For instance, if you hope to pass the Security+ exam, you’re going to need to know what a protocl analyzer is and how it works. And as they say, experience is the best teacher. I would highly recommend downloading a free version of Wireshark and playing around with it to get an idea of what information it can capture from a networking interface.
But Wireshark isn’t the only method of capturing packets. As a penetration tester, you’re going to need to know how to use several different types of packet capture tools. For example, Cisco ASA’s have a command line utility that allows you to capture traffic on any of the ASA’s networking interfaces. I can’t tell you how many times I ran a packet capture on an ASA to verifiy that certain traffic was or wasn’t passing through the firewall as a means to test and verify the firewall rules were configured appropriately.
In addition, Wireshark and other packet capture tools can help you troubleshoot different types of network protocols. As an example, note that I’ve spent time in the past using Wireshark to check a network interface to validate VPN tunnel negotiation and to check various handshaking processes.
These skills and knowledge are invaluable to a penetration tester, and Wireshark can help you understand how various protocols work on a highly detailed and technical level. If you’re studying for the CCNA exam, being able to actually see protocol packets, such as ARP requests, will help you understand how protocols and computer systems ‘talk’ to each other. Being able to see these processes is critical to your success, because otherwise it all seems like theoretical knowledge that just happens ‘invisibly’ in the background.
Furthermore, note that if you get hired for any kind of I.T. security role and you show up on day one without knowing what Wireshark is, you’re likely going to become the victim of a lot of jokes. Your coworkers will laugh you out of the office, and you’ll look extremely inexperienced. The bottom line is that Wireshark (and similar tools) are used on an extremely frequent basis in the security realm, so you’d better know what your doing before you get hired. I’d highly recommend using Wireshark to pick apart different types of traffic before sitting your exams, too.
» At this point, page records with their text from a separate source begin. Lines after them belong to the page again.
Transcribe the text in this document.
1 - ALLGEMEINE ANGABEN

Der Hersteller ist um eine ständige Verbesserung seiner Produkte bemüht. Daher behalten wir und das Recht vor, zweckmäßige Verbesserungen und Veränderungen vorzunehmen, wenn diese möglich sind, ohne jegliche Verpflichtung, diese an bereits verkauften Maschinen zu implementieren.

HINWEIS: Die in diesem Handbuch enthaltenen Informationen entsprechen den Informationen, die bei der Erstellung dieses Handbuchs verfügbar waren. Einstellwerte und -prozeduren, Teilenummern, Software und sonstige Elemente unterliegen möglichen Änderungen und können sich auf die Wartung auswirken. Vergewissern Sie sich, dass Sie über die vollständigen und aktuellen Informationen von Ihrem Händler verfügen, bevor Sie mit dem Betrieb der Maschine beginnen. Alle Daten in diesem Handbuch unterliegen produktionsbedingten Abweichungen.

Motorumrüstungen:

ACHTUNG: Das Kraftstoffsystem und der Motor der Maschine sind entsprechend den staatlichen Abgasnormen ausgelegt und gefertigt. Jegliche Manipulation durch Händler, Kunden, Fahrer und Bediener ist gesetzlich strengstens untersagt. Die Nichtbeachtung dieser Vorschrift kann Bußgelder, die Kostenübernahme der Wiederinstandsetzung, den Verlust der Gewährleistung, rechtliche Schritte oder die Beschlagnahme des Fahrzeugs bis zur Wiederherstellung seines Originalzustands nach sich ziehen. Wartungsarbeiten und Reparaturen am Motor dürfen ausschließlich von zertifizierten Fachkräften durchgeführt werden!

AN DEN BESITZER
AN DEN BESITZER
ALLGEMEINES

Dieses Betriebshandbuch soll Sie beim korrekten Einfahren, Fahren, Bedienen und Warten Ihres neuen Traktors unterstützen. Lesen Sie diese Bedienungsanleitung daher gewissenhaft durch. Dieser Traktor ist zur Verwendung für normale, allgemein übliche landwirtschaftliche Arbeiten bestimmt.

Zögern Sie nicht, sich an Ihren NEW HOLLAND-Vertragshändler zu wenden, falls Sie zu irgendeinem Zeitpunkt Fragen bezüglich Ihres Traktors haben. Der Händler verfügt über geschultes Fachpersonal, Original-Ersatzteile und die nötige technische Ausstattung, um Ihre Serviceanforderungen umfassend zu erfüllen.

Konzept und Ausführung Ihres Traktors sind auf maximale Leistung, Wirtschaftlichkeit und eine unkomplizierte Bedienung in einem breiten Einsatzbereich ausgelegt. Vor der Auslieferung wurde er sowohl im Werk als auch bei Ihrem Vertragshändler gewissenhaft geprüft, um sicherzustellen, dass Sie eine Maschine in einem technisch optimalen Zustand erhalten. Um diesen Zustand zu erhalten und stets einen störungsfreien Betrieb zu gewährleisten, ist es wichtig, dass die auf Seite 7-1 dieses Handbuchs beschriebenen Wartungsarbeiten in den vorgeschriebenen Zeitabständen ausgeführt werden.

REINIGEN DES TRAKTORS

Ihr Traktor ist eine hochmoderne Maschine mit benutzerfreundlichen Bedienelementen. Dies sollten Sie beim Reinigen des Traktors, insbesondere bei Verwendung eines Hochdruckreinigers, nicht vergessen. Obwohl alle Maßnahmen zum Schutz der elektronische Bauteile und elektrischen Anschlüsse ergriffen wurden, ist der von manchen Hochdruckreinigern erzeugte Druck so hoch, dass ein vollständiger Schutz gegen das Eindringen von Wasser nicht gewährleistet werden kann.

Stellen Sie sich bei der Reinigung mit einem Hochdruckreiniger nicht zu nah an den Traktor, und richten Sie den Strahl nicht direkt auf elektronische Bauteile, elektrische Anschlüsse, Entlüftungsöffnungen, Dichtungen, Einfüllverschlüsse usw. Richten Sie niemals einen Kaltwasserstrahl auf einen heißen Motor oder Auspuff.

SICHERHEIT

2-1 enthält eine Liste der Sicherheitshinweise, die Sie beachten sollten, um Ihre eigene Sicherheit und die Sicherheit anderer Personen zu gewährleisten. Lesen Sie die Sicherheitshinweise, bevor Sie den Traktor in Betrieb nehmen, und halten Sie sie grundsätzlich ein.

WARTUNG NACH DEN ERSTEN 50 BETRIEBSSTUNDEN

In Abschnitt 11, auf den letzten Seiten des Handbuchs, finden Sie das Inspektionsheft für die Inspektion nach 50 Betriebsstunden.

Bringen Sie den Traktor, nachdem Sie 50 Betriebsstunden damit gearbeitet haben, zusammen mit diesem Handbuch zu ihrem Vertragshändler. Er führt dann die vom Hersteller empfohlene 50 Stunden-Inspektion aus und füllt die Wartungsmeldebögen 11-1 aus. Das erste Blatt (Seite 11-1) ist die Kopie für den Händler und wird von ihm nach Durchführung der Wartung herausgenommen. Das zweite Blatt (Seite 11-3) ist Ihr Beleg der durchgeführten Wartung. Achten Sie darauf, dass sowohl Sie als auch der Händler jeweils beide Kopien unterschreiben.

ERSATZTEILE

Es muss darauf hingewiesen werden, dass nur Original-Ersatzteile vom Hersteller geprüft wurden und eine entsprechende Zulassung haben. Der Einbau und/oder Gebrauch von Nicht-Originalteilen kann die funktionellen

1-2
Wireshark is an incredibly powerful tool used to capture and analyze just about every type of protocol traffic you can think of. It can even be used to verify if your encryption technologies are actually doing their job, or if a configuration error is sending data in plain text. The bottom line is that knowing how to use Wireshark is a critical skill crucial to your success in any security discipline as well as for standard network engineering. Last but not least, it’s a lot of fun to use. You wouldn’t believe all the data that gets passed around between computers in the background, and Wireshark will help lift the veil so you can watch traffic move across an interface in real time.